Grounded Theory of Analysis
Grounded theory is a slightly more eccentric approach to data analysis in that it involves the collection and analysis of information at the same time. In utilizing this approach, analysts may hope to reveal insights as they gather more and more data. In order for this to happen, the data is analyzed from the moment data mining begins and continues until the research ends. Only once data miners believe that they have collected sufficient evidence will they move on to the next state: building a report, or, in your case, a dashboard.
Once a satisfying amount of information has been collected, the second half of the Grounded Theory approach begins.
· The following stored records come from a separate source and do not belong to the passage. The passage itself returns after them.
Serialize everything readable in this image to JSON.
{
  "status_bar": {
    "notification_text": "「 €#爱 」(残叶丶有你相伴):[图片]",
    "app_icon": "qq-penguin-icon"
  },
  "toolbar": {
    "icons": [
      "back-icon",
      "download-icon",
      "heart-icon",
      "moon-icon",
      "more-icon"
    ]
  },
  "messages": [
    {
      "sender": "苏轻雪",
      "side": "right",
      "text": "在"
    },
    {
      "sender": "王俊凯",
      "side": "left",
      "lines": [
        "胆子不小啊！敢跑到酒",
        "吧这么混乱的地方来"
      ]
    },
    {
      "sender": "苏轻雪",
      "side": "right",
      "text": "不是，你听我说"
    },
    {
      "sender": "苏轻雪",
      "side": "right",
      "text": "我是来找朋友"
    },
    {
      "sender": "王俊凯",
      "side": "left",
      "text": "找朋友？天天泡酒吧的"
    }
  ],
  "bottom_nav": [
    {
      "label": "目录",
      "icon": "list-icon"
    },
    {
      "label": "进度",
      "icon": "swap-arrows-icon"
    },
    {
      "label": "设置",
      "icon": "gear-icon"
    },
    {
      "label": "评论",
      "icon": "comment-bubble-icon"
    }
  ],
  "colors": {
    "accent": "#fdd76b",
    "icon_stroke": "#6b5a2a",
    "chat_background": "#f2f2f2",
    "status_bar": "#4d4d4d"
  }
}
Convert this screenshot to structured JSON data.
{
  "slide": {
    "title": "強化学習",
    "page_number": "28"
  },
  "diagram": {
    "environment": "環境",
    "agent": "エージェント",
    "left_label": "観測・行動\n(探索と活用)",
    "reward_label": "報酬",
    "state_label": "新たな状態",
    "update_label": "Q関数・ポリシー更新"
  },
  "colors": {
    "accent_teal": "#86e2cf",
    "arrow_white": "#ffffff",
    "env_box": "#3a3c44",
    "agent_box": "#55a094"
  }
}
The second stage looks something like this:
- An exhaustive analysis of the text is performed.
- The text is indexed and explored for relevancy.
- These topics are labeled according to their relevancy.
- Eventually, a series of concepts or trends are revealed, which start to explain the singularities that emerge from the study.
This process repeats itself as more data is gathered and analyzed. Along the way, certain concepts or anomalies will be removed or added, depending on how they fit in with the overall picture. If too many changes are made, it may cause the analyst to rethink their initial hypotheses and to change it entirely.
As you may have already gathered, the grounded theory approach is not all that reliable. For our purposes at iDashboards, we prefer to use the EDA approach, with a little bit of help from CDA.
Why We Prefer the EDA Approach
In our experience, Grounded Theory is too unpredictable, and while CDA undoubtedly has its place, it would require far too much time to perform for businesses that have mass amounts of data, as most mid- to large-sized corporations do. When you’re dealing with enormous data pools, you need to be able to look at whole data sets and identify patterns, trends, and insights in real time. If it’s not in real time, you risk making key business decisions off of dated information, which is almost the same as relying on bad data.
As we mentioned above, EDA and CDA go hand in hand, and once you build your charts and graphs, or your “case,” so to speak, you need to be able to prove why the information and metrics you chose to cite is relevant and accurate. If this seems like a daunting task to you, get on board. Fortunately, dashboards can take the legwork out of the sleuthing.
Dashboards can give you a platform on which you can visualize and interrogate results (EDA), and that can also debrief new information as it flows in to automatically update your model and results to present you with the most accurate and real-time information available. With Dashboards, you can effectively cover all your bases of mining, presenting, and challenging your evidence so that you can reach genuinely insightful conclusions.
Barriers to Data Analysis
Of course, there are some barriers that you must overcome. In my most recent post, How to Spot and Stop Bad Data, we provide tips for how to negate the most common data reporting mistakes, which include:
- Confusing fact with opinion
- Approaching data reporting with confirmation bias
- Approaching data without a higher purpose
- Failing to appoint a data steward
Though common, these barriers aren’t so difficult to overcome. By identifying trustworthy sources (consider where the information came from, where it was found, and who funded the research), asking the right questions before you begin your detective work, neutralizing biases so that you’re not intentionally seeking out information that supports a certain theory, belief, or action, and appointing a data steward who can ensure the quality and credibility of your data, you can overcome these barriers and, as a bonus, knock out half of the requisite CDA detective work.
Of course, you don’t have to do all the hard work on your own. Dashboards were created with EDA in mind and can help you pool large amounts of data from multiple sources to build compelling, accurate, and insightful visuals that can lead to more informed decision-making.